Уже к концу шестого числа стало понятно, что Италию постигла катастрофа, от которой она уже вряд ли оправится. Выручать ее тоже было некому, Россия давно вышла из войны, и рассчитывать на то, что русские генералы, спасая Италию, раньше времени начнут очередной Брусиловский прорыв, было нереально. Что же касается французов и англичан, то те не горели желанием выручать своих незадачливых союзников по Антанте. Это итальянцы должны были служить пушечным мясом в те моменты, когда положение союзников на фронте осложняется до невозможности, а не наоборот. Тем более что в демократической стране все активные действия должны быть предварительно обсуждены в парламенте, а когда это обсуждение закончится, о принятом решении уже будут знать не только немцы с австрийцами, но и все страны, в которых есть хоть один грамотный человек. Италия была обречена.

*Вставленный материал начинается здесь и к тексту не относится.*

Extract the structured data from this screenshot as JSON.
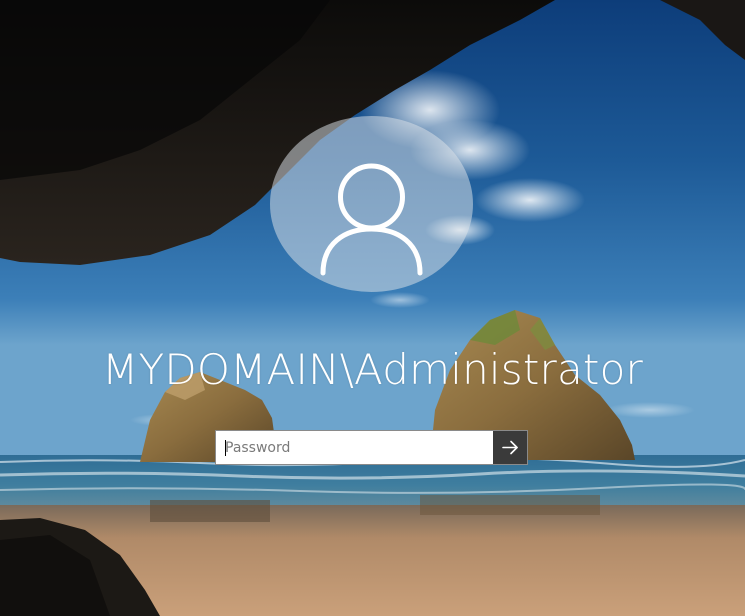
{
  "lock_screen": {
    "username": "MYDOMAIN\\Administrator",
    "password_placeholder": "Password",
    "password_value": ""
  },
  "icons": {
    "avatar": "user-silhouette-icon",
    "submit": "arrow-right-icon"
  },
  "colors": {
    "avatar_circle": "#dce2e8",
    "submit_button": "#3a3a3a",
    "text": "#ffffff"
  }
}
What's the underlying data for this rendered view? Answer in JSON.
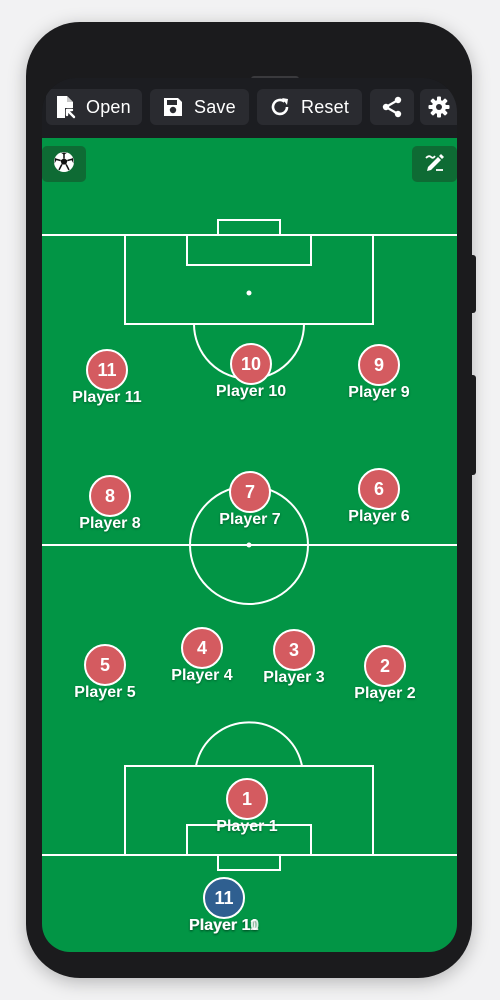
{
  "toolbar": {
    "open_label": "Open",
    "save_label": "Save",
    "reset_label": "Reset"
  },
  "icons": {
    "open": "file-open-icon",
    "save": "floppy-disk-icon",
    "reset": "refresh-icon",
    "share": "share-icon",
    "settings": "gear-icon",
    "ball": "soccer-ball-icon",
    "draw": "pencil-edit-icon"
  },
  "colors": {
    "pitch": "#029545",
    "player_token": "#d45b60",
    "bench_token": "#2f5f90",
    "toolbar": "#1c1d21"
  },
  "players": [
    {
      "number": "11",
      "name": "Player 11"
    },
    {
      "number": "10",
      "name": "Player 10"
    },
    {
      "number": "9",
      "name": "Player 9"
    },
    {
      "number": "8",
      "name": "Player 8"
    },
    {
      "number": "7",
      "name": "Player 7"
    },
    {
      "number": "6",
      "name": "Player 6"
    },
    {
      "number": "5",
      "name": "Player 5"
    },
    {
      "number": "4",
      "name": "Player 4"
    },
    {
      "number": "3",
      "name": "Player 3"
    },
    {
      "number": "2",
      "name": "Player 2"
    },
    {
      "number": "1",
      "name": "Player 1"
    }
  ],
  "bench": {
    "number": "11",
    "name_a": "Player 11",
    "name_b": "Player 10"
  }
}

К тому же военное поражение осложнилось правительственным кризисом. Кабинет премьера Витторио Эммануэле Орландо пал, и король Виктор Эммануил III через головы политиков обратился к австро-германскому командованию с предложением о перемирии. Ответ был короткий и жесткий – условием прекращения огня могла быть только безоговорочная капитуляция. Как говорили предки итальянцев – «Vae victis!»[4]
7 марта 1918 года. Петроград, Таврический дворец. Подполковник Карбышев Дмитрий Михайлович
Сказать по чести, я никак не ожидал, что меня вдруг вызовут в Петроград. Еще в декабре я добровольно вступил в корпус Красной гвардии, которая коротким, но мощным ударом вдребезги разнесла воинство румын. Я не колебался ни минуты – идеи большевиков я разделял давно и прекрасно понимал, что никто, кроме них, не сможет спасти от развала нашу бедную Россию, которую адвокатишка Керенский довел до последней крайности.
Правда, работы по специальности у меня почти не было – Красная гвардия стремительно наступала, и строить фортификационные сооружения ей было ни к чему. К тому же у меня, как на грех, неожиданно разболелась раненная под Перемышлем нога. Волен-ноленс, но после ликвидации Калединского мятежа в Ростове мне пришлось лечь в военный госпиталь. Там за мной трогательно ухаживала моя дорогая Лидочка. Не знаю, то ли лекарства, то ли ее любящее сердце, то ли все это, вместе взятое, способствовало моему выздоровлению, но факт остается фактом – уже через пару недель я мог снова свободно ходить, правда, опираясь при этом на тросточку.
Именно в Ростове, в госпитале, меня и нашло предписание срочно прибыть в Петроград для получения нового назначения. Предписание было подписано не кем-нибудь, а самим председателем Совнаркома товарищем Сталиным. Я даже поначалу не поверил, что моей скромной персоной заинтересовался глава Советского правительства. Но как бы то ни было, я – человек военный, а следовательно, раз уж вступил в Красную гвардию, то обязан выполнить приказ начальства в срок и со всем тщанием.
Предписание стало для меня поистине палочкой-выручалочкой. Достаточно было показать его коменданту железнодорожной станции Ростова, как для меня с Лидой сразу же нашлось отдельное купе в поезде, следовавшем на Петроград. Поезда, по счастью, уже ходили почти с той же регулярностью, как это было в благословенное довоенное время. Несколько дней пути, и мы с женой уже стояли на Знаменской площади, в центре которой возвышался памятник царю-миротворцу Александру III.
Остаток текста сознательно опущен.